L’eterno nel tempo

All’aprirsi del nuovo secolo, Roma, che già in vista del solenne Giubileo del 1600 si era affollata di artisti provenienti da tutta Europa, diviene teatro di esperienze assai diverse tra loro, destinate a fruttare negli anni successivi. Il comune denominatore è dato dall’urgenza di offrire all’arte sacra soluzioni meno dogmatiche e anzi tali da spezzare il diaframma che l’aveva fino a quel momento separata dall’esperienza del vivere quotidiano, con le sue necessità e i suoi problemi.

Dopo l’arte “senza tempo” di Scipione Pulzone e seppur in modi differenti, Annibale Carracci, Rubens e Caravaggio, rappresentati in questa sezione da alcuni altissimi capolavori, sono accomunati dall’intenzione di calare la dimensione dell’Eterno “nel tempo”.

Nella Pietà, dipinta da Annibale intorno al 1604 e ora a Capodimonte, il modello di Michelangelo appare vivo e operante grazie alla nuova vita conferitagli mediante lo studio condotto sulle opere del Correggio e di Tiziano.

Già barocca è invece l’Adorazione dei pastori di Pieter Paul Rubens.
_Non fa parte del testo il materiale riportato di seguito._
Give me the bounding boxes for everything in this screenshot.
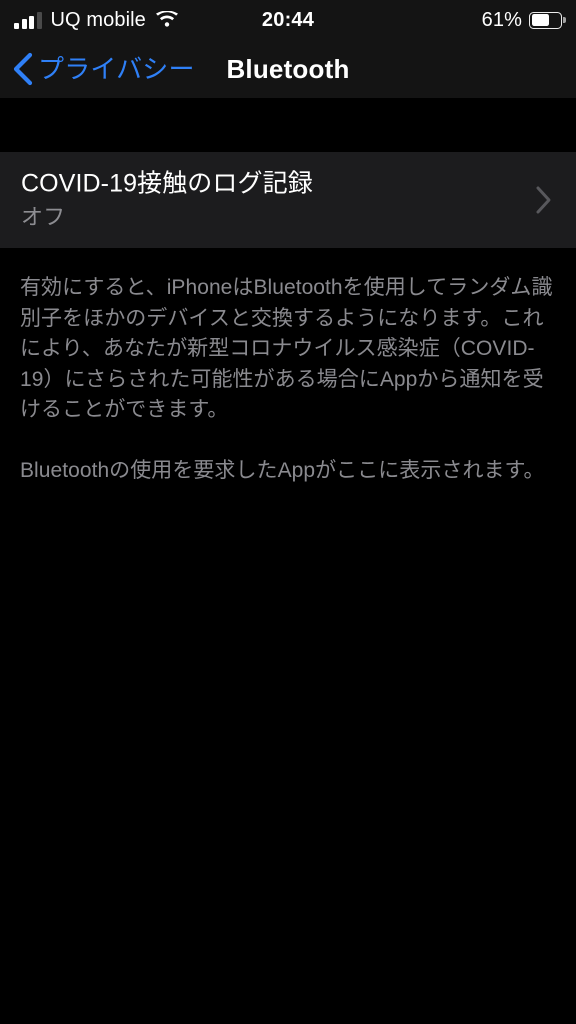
iphone-settings-screen: UQ mobile 20:44 61% プライバシー Bluetooth COV… (0, 0, 576, 1024)
chevron-right-icon (536, 186, 551, 214)
footer-description: 有効にすると、iPhoneはBluetoothを使用してランダム識別子をほかのデ… (0, 248, 576, 487)
status-bar: UQ mobile 20:44 61% (0, 0, 576, 40)
battery-percentage-label: 61% (481, 8, 522, 31)
settings-content: COVID-19接触のログ記録 オフ 有効にすると、iPhoneはBluetoo… (0, 98, 576, 1024)
sidebar-item-covid-exposure-logging[interactable]: COVID-19接触のログ記録 オフ (0, 152, 576, 248)
navigation-bar: プライバシー Bluetooth (0, 40, 576, 98)
battery-icon (529, 11, 566, 29)
status-bar-right: 61% (481, 8, 566, 32)
cell-text-group: COVID-19接触のログ記録 オフ (21, 170, 313, 231)
page-title: Bluetooth (226, 53, 350, 84)
cell-subtitle-status: オフ (21, 204, 66, 229)
footer-paragraph-exposure-info: 有効にすると、iPhoneはBluetoothを使用してランダム識別子をほかのデ… (20, 276, 553, 421)
cell-title: COVID-19接触のログ記録 (21, 169, 313, 198)
section-top-spacer (0, 98, 576, 152)
footer-paragraph-app-list-empty: Bluetoothの使用を要求したAppがここに表示されます。 (20, 459, 545, 482)
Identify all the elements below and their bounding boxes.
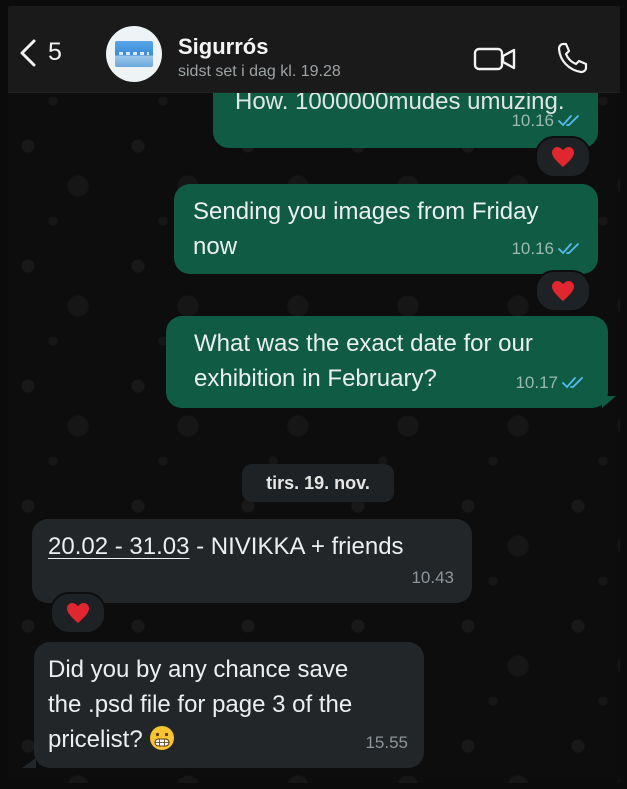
message-line: now [193, 233, 238, 260]
double-check-icon [562, 376, 583, 388]
message-meta: 15.55 [365, 725, 408, 760]
heart-icon [67, 603, 89, 623]
message-bubble-incoming[interactable]: 20.02 - 31.03 - NIVIKKA + friends 10.43 [32, 519, 472, 603]
chevron-left-icon [20, 39, 36, 66]
back-button[interactable]: 5 [18, 38, 62, 67]
chat-header: 5 Sigurrós sidst set i dag kl. 19.28 [8, 6, 620, 93]
grimacing-emoji-icon [150, 726, 175, 750]
message-line: What was the exact date for our [194, 330, 533, 357]
message-time: 10.16 [511, 239, 554, 258]
message-text-rest: - NIVIKKA + friends [189, 533, 404, 560]
date-link[interactable]: 20.02 - 31.03 [48, 533, 189, 560]
chat-window: How. 1000000mudes umuzing. 10.16 Sending… [8, 6, 620, 783]
message-meta: 10.17 [515, 365, 586, 400]
bubble-tail [22, 758, 36, 768]
avatar[interactable] [106, 26, 162, 82]
video-camera-icon[interactable] [473, 44, 517, 74]
message-line: the .psd file for page 3 of the [48, 691, 353, 718]
bubble-tail [602, 396, 616, 408]
date-separator: tirs. 19. nov. [242, 464, 394, 502]
unread-count: 5 [48, 38, 62, 66]
heart-reaction[interactable] [535, 270, 591, 312]
heart-reaction[interactable] [535, 136, 591, 178]
heart-icon [552, 147, 574, 167]
heart-reaction[interactable] [50, 592, 106, 634]
message-time: 10.17 [515, 373, 558, 392]
double-check-icon [558, 114, 579, 126]
message-bubble-incoming[interactable]: Did you by any chance save the .psd file… [34, 642, 424, 768]
message-line: Did you by any chance save [48, 656, 349, 683]
heart-icon [552, 281, 574, 301]
message-line: pricelist? [48, 726, 143, 753]
message-time: 10.16 [511, 111, 554, 130]
last-seen-status: sidst set i dag kl. 19.28 [178, 63, 341, 80]
double-check-icon [558, 242, 579, 254]
avatar-image [115, 41, 153, 67]
message-meta: 10.16 [511, 231, 582, 266]
message-text: 20.02 - 31.03 - NIVIKKA + friends [48, 529, 404, 564]
message-meta: 10.43 [411, 560, 454, 595]
message-bubble-outgoing[interactable]: What was the exact date for our exhibiti… [166, 316, 608, 408]
message-line: exhibition in February? [194, 365, 437, 392]
phone-icon[interactable] [556, 41, 588, 75]
message-time: 10.43 [411, 568, 454, 587]
contact-name[interactable]: Sigurrós [178, 34, 268, 60]
message-meta: 10.16 [511, 103, 582, 138]
message-time: 15.55 [365, 733, 408, 752]
message-bubble-outgoing[interactable]: Sending you images from Friday now 10.16 [174, 184, 598, 274]
message-line: Sending you images from Friday [193, 198, 539, 225]
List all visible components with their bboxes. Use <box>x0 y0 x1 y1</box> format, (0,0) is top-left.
Dopo un breve soggiorno a Venezia, l’innesto dei modi di Tiziano e Tintoretto sulla sua cultura d’origine lo aveva portato ad accelerare il dinamismo delle composizioni e ad avvolgerle in colori rutilanti. Attratto entro un vortice di colori e di luci, lo spettatore non ha più l’impressione di assistere a una raffigurazione, ma ne è come risucchiato così da diventarne protagonista.


Nelle opere sacre di Caravaggio il racconto è provocatoriamente rivissuto nel presente e di conseguenza spogliato del “decoro” richiesto a una meditata ricostruzione in termini storici, mentre lo stesso ruolo ricoperto dalla dimensione religiosa nella vita dell’uomo rifluisce in una dimensione propriamente interiore.

I due capolavori esposti in questa sala (il Sacrificio di Isacco e la Madonna dei Pellegrini) raccontano di una dimensione dell’Eterno vissuta e interpretata nel tempo, raffigurata attraverso la tragica e livida luce della storia (o delle storie quotidiane); del tentativo di scorgere nella forma dell’ombra un riflesso della luce divina.